The United States discovered in Featherstone last night that, for an emerging rugby league nation, size is not everything when they lost 64- 6 to the Cook Islands.

It was small wonder, perhaps, that the Cook Islands should have felt at home at Post Office Road, the 16,000 population of the village matching just about perfectly that of the whole of their archipelago.

They brought the flavour and especially the sounds of those islands to Featherstone in the opening match of the Emerging Nations' World Cup: their team, substitutes and officials singing their national anthem in sublime 20-part harmony and the players performing the most complicated war dance of either this or the Senior World Cup competition so far.

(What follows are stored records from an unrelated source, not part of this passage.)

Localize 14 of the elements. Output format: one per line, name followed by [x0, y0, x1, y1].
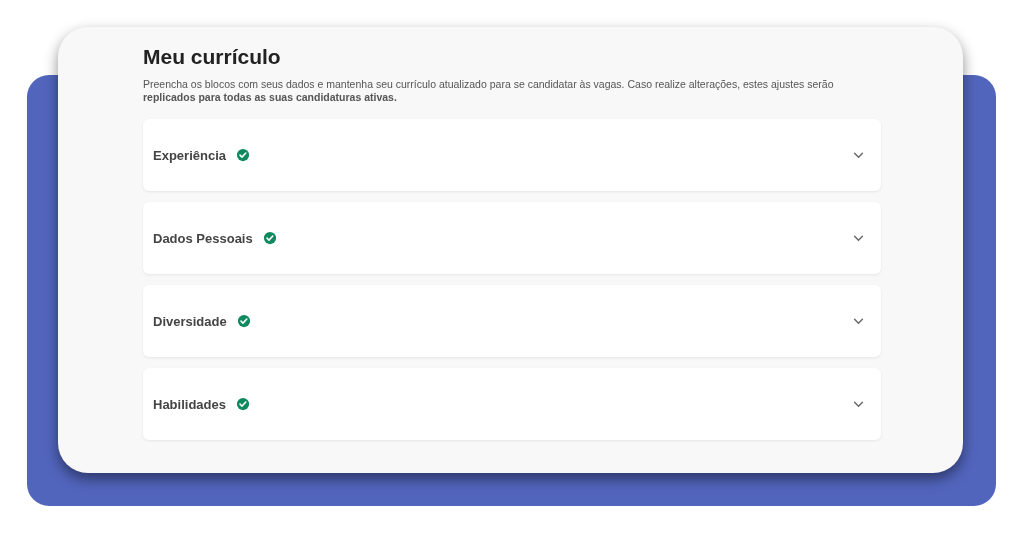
- chevron-icon: [853, 151, 864, 159]
- section-label: Experiência: [153, 147, 226, 163]
- accordion-section[interactable]: Diversidade: [143, 285, 881, 357]
- chevron-icon: [853, 317, 864, 325]
- chevron-icon: [853, 234, 864, 242]
- section-label: Dados Pessoais: [153, 230, 253, 246]
- accordion-section[interactable]: Dados Pessoais: [143, 202, 881, 274]
- section-label: Habilidades: [153, 396, 226, 412]
- accordion-section[interactable]: Experiência: [143, 119, 881, 191]
- accordion-section[interactable]: Habilidades: [143, 368, 881, 440]
- page-title: Meu currículo: [143, 45, 282, 69]
- description-text: Preencha os blocos com seus dados e mantenha seu currículo atualizado para se candidatar às vagas. Caso realize alterações, estes ajustes serão replicados para todas as suas candidaturas ativas.: [143, 78, 835, 104]
- chevron-icon: [853, 400, 864, 408]
- section-label: Diversidade: [153, 313, 227, 329]
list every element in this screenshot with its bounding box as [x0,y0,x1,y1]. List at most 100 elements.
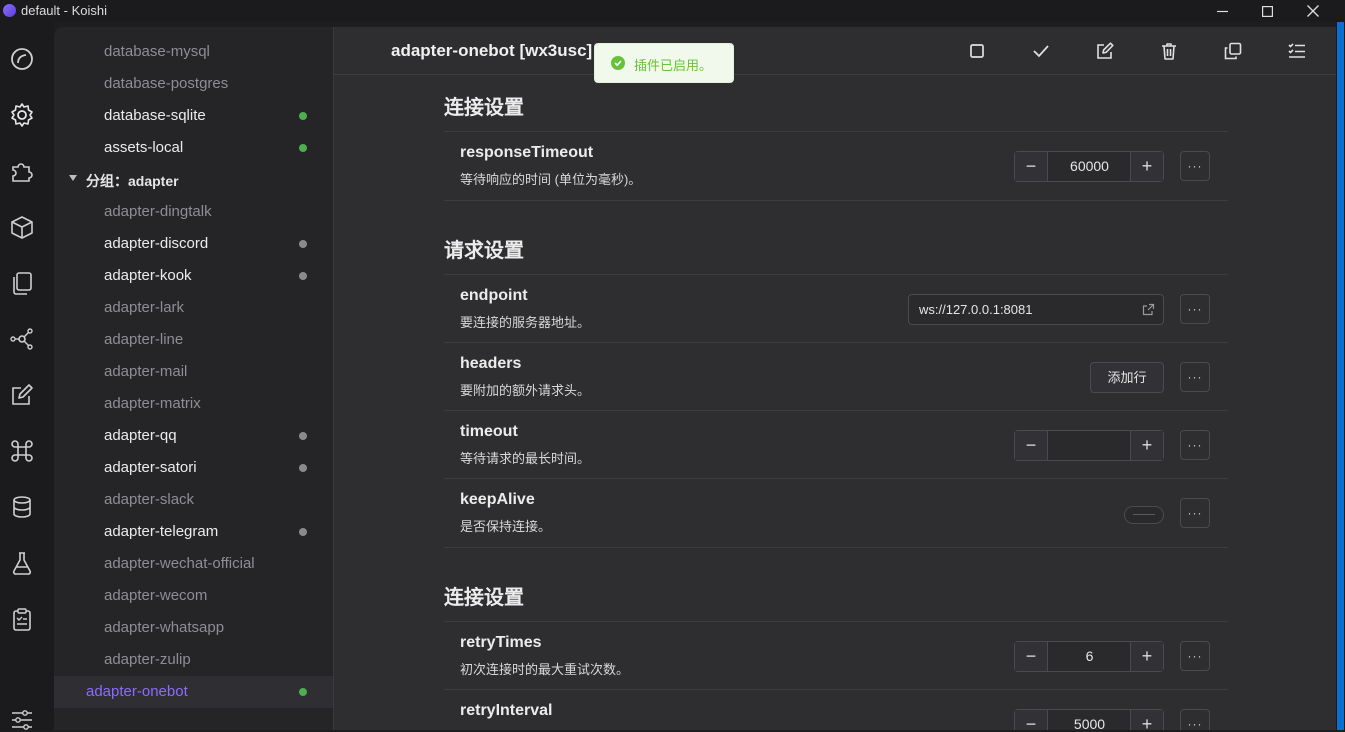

Featherstone also provided drummers to beat out the islands' distinctive tattoos every time they scored. It was always likely that the drummers would be kept busy, as the Cooks, geographically obscure as they might be, can claim a health crop of genuine rugby league players with experience in New Zealand and beyond. The drums first beat out their message in the first minute and continued to do so at regular intervals, as players like Ali Davys, Craig Bowen, Denvour Johnson and Methi Noovao showed their pedigree.

The United States tried to counter the Cooks' massed choir with their left-winger Britton Coffman's stirring rendition of "The Star Spangled Banner." It was all a little like being at some large, open-air karaoke festival. What they lacked in technique and complex harmony, they did their utmost to make up for in sheer courage. In the former Marine, Jeff Preston, they had one performer of conspicuous gallantry, and it was fitting that he was their lone try-scorer.

By the end, a crowd considerably bigger than Featherstone's average this season was urging the Americans on for a second but, as they know better than most, some days it is the little guys' turn.

In the other Group One match, also at Featherstone, Scotland scored 20 points without reply in the second half to beat Russia 34-9 while, in Group Two at Rochdale, Ireland beat Moldova 48-26.